Any status updates on this?

DonBeo commented 7 years ago

I think partial dependency plot should be a general function available for every class with a predict function.

brityboy commented 7 years ago

Yes please, partial dependence plots for random forests would be much appreciated

jnothman commented 7 years ago

@brityboy your comments may be welcome at #5653. @trevorstephens has put in a great effort there, and it's probably something you can play with now, but it's going to take more work in code, documentation and review.

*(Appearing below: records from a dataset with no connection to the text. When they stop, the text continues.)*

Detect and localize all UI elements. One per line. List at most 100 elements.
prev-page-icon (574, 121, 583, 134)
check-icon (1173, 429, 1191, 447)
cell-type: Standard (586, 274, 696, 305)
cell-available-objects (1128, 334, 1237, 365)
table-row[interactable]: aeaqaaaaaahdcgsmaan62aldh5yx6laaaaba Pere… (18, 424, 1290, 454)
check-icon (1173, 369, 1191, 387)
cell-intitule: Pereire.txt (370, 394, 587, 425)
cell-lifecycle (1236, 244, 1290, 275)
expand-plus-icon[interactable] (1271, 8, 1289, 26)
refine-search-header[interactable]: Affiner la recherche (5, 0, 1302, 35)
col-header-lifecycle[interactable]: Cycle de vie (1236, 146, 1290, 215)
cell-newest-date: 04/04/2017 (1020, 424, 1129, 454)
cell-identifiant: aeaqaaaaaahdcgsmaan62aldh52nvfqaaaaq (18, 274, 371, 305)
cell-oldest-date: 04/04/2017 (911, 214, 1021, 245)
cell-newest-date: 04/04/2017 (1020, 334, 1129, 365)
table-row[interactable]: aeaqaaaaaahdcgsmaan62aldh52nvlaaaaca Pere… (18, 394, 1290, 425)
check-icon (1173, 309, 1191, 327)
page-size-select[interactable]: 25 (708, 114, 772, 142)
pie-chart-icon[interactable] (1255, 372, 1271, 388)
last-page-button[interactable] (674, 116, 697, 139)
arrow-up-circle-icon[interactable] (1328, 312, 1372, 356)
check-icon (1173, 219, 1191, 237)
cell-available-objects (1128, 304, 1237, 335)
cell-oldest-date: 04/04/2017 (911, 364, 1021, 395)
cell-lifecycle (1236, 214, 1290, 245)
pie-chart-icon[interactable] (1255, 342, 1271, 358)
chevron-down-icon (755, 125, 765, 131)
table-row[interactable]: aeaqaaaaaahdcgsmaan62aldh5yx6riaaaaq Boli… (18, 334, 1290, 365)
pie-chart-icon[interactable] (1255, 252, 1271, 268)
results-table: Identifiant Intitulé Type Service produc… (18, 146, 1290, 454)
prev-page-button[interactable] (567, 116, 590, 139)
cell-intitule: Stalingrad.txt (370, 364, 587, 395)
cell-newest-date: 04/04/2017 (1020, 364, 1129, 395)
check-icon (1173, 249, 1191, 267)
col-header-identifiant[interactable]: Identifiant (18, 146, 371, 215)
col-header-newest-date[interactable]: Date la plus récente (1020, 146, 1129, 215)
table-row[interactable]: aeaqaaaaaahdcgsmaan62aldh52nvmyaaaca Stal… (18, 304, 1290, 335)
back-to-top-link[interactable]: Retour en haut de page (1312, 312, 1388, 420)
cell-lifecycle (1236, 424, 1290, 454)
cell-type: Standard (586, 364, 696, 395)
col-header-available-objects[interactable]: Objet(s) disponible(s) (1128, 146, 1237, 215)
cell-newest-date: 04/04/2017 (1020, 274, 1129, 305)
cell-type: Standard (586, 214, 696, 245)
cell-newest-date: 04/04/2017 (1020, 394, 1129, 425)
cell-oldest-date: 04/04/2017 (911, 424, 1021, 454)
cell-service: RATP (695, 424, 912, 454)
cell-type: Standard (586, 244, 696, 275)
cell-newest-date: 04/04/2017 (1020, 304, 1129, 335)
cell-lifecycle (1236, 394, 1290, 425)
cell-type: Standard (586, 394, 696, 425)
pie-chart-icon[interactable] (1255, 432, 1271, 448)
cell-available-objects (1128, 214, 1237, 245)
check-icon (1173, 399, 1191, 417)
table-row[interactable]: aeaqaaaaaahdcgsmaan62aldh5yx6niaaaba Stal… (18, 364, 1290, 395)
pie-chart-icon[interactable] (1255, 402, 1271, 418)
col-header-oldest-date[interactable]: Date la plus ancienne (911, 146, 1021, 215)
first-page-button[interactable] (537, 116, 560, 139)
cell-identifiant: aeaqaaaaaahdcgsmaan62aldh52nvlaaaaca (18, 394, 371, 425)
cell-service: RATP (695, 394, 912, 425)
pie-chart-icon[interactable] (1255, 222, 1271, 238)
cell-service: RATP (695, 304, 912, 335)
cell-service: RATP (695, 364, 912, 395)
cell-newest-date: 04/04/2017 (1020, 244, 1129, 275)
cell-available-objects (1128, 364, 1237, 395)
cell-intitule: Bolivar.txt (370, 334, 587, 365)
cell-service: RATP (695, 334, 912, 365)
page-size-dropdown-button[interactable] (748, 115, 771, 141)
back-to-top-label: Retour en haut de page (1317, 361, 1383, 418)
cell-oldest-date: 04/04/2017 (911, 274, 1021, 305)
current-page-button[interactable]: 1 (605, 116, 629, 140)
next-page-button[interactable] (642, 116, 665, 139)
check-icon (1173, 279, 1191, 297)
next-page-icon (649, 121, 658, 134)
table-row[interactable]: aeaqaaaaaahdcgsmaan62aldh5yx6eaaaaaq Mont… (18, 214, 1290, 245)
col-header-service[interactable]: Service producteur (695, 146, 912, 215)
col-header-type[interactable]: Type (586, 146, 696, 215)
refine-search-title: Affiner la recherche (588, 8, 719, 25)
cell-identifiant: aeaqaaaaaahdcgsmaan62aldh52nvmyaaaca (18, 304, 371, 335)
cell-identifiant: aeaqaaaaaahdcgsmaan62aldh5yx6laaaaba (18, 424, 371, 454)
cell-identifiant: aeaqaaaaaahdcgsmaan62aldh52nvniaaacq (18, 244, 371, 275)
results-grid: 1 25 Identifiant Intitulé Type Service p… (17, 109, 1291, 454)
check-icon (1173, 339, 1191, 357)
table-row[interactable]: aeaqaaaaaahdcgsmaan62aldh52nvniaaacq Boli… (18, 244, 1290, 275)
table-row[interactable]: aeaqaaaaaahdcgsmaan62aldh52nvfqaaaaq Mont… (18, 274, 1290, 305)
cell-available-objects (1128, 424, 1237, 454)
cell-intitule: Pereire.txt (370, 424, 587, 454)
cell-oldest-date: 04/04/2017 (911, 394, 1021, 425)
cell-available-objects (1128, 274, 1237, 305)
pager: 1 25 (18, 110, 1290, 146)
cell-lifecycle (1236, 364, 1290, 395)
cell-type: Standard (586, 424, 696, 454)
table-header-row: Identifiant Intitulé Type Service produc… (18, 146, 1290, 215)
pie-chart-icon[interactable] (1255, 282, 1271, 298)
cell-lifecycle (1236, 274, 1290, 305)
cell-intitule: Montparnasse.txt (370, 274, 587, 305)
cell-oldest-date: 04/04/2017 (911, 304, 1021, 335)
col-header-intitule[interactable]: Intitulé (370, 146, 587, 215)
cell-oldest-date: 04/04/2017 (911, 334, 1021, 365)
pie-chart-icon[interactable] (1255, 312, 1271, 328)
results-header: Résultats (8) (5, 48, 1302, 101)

darthdeus commented 6 years ago

Is there any update on this? I just ran into the same issue of

gbrt has to be an instance of BaseGradientBoosting

while trying to use xgboost. I might be missing something, but why would it matter what classifier is being used?

yanghe-huo commented 6 years ago

Same issue here.

amueller commented 6 years ago

@lucyhuo @darthdeus the current implementation in sklearn only works for the sklearn estimator. We are working on a general implementation at #5653

Gitman-code commented 6 years ago

Hi @amueller Just want to clarify current state. I am using 0.19.1-2 in python 3.5. I hit the check

if not isinstance(gbrt, BaseGradientBoosting):

on line 123 of sklearn\ensemble\partial_dependence.py when using BaggingClassifier which is definitely a sklearn estimator. So the current implementation seems to only work for BaseGradientBoosting not all sklearn estimators. Does #5653 intend to expand this to all estimators or all sklearn estimators? Is there a release plan?

jnothman commented 6 years ago

Hi Keith, I think it would be great if we could get #5653 merged. I think mostly what we need there is a big reviewing effort.​